Powiedział trochę za dużo, wciąż wkurzony. Informacja musiała być prosta i dość wiarygodna, by przynajmniej co któryś człowiek w nią uwierzył. Potem wszystko wyjdzie samo, takie coś jak widoczne mutacje to była sprawa zbyt duża, by dało się ją wiecznie ukrywać. Ale to miasto i ten zamek i tak już były stracone. A oni chcieli tylko uciec. Czy tylko? Wreszcie opuścili karczmę, a czarnowłosy wskazał na pobliską wozownię.
-Musimy to wszystko czymś przewieźć, inaczej dorwą nas bardzo szybko. Weźcie jakieś konie ze stajni. Tylko uważajcie na patrole. Czekajcie na mnie, wrócę niedługo. Agnes, chodź ze mną.
Mimo późnej pory, przepełnione miasteczko nie spało jeszcze w bardzo wielu miejscach. Były karczmy, namioty, ludzie chodzili wszędzie. Zostawił zapasy i podróżny ekwipunek towarzyszom, a sam skierował się do tych wciąż nie śpiących miejsc.
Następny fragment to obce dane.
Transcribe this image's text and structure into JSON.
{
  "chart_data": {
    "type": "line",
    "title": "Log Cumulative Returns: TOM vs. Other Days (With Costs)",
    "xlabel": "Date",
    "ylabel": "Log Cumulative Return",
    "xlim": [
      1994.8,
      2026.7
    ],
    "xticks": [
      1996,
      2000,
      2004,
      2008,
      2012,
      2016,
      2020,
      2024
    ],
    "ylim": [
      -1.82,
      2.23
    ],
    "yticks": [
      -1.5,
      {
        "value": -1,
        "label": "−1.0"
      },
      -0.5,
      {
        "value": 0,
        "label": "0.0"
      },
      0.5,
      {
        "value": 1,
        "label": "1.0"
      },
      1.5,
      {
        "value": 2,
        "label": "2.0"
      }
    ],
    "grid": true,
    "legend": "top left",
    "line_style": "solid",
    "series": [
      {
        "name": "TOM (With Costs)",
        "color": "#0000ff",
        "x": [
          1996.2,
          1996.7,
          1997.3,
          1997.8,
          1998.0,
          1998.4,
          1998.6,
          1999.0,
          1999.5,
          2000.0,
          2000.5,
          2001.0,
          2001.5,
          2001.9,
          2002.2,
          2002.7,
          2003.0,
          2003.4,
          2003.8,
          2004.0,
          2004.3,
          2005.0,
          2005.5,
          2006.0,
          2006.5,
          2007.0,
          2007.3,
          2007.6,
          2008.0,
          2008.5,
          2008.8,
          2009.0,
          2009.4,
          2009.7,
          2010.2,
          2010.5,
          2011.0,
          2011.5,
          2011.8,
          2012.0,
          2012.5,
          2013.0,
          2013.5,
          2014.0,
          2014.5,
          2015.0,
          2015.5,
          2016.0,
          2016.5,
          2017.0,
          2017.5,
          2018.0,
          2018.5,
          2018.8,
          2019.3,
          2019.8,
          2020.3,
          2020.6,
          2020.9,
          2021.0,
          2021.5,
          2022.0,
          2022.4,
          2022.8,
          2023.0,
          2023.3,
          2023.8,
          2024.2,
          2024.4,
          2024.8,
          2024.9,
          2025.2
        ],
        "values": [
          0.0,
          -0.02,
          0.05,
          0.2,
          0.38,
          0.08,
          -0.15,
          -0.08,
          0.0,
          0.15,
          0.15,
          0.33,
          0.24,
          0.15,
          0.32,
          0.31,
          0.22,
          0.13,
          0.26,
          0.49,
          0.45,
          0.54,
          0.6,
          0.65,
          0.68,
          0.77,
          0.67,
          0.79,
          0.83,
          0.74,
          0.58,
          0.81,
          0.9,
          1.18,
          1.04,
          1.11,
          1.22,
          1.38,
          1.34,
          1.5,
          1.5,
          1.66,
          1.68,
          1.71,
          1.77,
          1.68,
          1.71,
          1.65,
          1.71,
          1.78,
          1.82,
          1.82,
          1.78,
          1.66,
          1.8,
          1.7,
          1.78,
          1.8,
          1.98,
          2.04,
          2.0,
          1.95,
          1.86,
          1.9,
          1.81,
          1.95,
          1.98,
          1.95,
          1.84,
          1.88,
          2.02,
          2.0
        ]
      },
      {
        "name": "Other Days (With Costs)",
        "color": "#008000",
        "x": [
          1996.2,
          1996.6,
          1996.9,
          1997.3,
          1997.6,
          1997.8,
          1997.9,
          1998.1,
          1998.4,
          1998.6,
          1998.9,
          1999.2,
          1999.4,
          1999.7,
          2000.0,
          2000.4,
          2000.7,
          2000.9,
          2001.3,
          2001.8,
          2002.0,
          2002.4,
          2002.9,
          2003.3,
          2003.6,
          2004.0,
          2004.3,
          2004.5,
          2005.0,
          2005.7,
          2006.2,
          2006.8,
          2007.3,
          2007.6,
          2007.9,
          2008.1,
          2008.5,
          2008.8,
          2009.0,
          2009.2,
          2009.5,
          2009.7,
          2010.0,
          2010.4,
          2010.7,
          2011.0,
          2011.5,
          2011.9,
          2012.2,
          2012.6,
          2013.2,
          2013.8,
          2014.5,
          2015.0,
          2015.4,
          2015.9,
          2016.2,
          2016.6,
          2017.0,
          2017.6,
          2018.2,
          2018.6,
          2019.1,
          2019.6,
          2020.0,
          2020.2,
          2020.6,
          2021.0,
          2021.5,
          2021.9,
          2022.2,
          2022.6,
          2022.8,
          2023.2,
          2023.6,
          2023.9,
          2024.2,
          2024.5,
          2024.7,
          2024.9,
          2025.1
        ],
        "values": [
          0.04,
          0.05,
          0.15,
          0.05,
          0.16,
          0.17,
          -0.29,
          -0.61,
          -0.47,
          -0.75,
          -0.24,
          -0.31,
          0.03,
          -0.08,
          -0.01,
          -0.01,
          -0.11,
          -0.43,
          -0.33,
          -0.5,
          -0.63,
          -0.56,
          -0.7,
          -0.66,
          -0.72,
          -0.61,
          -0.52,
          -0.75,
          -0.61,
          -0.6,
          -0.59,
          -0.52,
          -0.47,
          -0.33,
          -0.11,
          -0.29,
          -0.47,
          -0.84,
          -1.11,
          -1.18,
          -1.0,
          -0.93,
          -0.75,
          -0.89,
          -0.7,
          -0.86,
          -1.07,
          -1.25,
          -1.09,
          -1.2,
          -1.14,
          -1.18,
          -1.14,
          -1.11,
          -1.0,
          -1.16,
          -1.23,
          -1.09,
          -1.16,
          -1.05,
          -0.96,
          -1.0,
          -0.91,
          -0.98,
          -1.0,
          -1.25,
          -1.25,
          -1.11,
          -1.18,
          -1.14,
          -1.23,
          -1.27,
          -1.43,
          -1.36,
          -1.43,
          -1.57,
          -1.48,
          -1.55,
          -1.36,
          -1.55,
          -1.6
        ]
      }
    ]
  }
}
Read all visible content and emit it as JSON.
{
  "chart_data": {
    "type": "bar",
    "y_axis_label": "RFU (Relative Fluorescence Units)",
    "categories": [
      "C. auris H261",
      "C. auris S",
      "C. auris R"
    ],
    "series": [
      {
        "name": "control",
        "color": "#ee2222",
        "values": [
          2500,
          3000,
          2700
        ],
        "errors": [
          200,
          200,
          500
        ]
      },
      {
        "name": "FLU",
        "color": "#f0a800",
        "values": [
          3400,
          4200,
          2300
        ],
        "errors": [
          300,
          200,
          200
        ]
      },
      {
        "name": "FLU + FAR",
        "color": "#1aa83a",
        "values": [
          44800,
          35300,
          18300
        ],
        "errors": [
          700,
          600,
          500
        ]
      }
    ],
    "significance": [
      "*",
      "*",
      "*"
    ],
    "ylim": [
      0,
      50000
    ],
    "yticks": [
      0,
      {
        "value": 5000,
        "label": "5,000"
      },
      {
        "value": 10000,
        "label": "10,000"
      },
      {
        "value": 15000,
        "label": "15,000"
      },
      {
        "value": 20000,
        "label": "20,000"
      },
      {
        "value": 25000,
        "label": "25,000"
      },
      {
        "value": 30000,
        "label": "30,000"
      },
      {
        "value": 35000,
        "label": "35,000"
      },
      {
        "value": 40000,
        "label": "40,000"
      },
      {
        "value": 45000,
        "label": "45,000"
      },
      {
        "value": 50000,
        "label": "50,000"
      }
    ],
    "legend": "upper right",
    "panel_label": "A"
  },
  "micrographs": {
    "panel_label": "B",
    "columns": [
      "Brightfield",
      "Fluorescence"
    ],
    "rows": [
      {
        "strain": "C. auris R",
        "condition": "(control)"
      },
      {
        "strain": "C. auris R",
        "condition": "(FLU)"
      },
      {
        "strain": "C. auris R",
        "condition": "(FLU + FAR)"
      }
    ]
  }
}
-Weź mnie za ramię, Agnes. Jesteś przestraszona, oni muszą to widzieć. Nie musisz nic mówić, ale w razie czego jesteś moją żoną. Będziemy wiarygodniejsi.
A gdy weszli pomiędzy ludzi, Rudiger zaczął rozsiewać plotkę, by markiza, przybłęda z Bretonii, zamordowała barona, dobrego władcę tych ziem. Wystarczyło rozsiać ją w kilku ludniejszych miejscach, by dalej poszło samo. Nie mogli zmarnować na to zbyt wiele czasu, więc niedługo wracali już do towarzyszy. Oby udało się uratować tych kilku ludzi więcej. Miał czyste sumienie. A Agnes trzymała się go mocniej, niż powinna.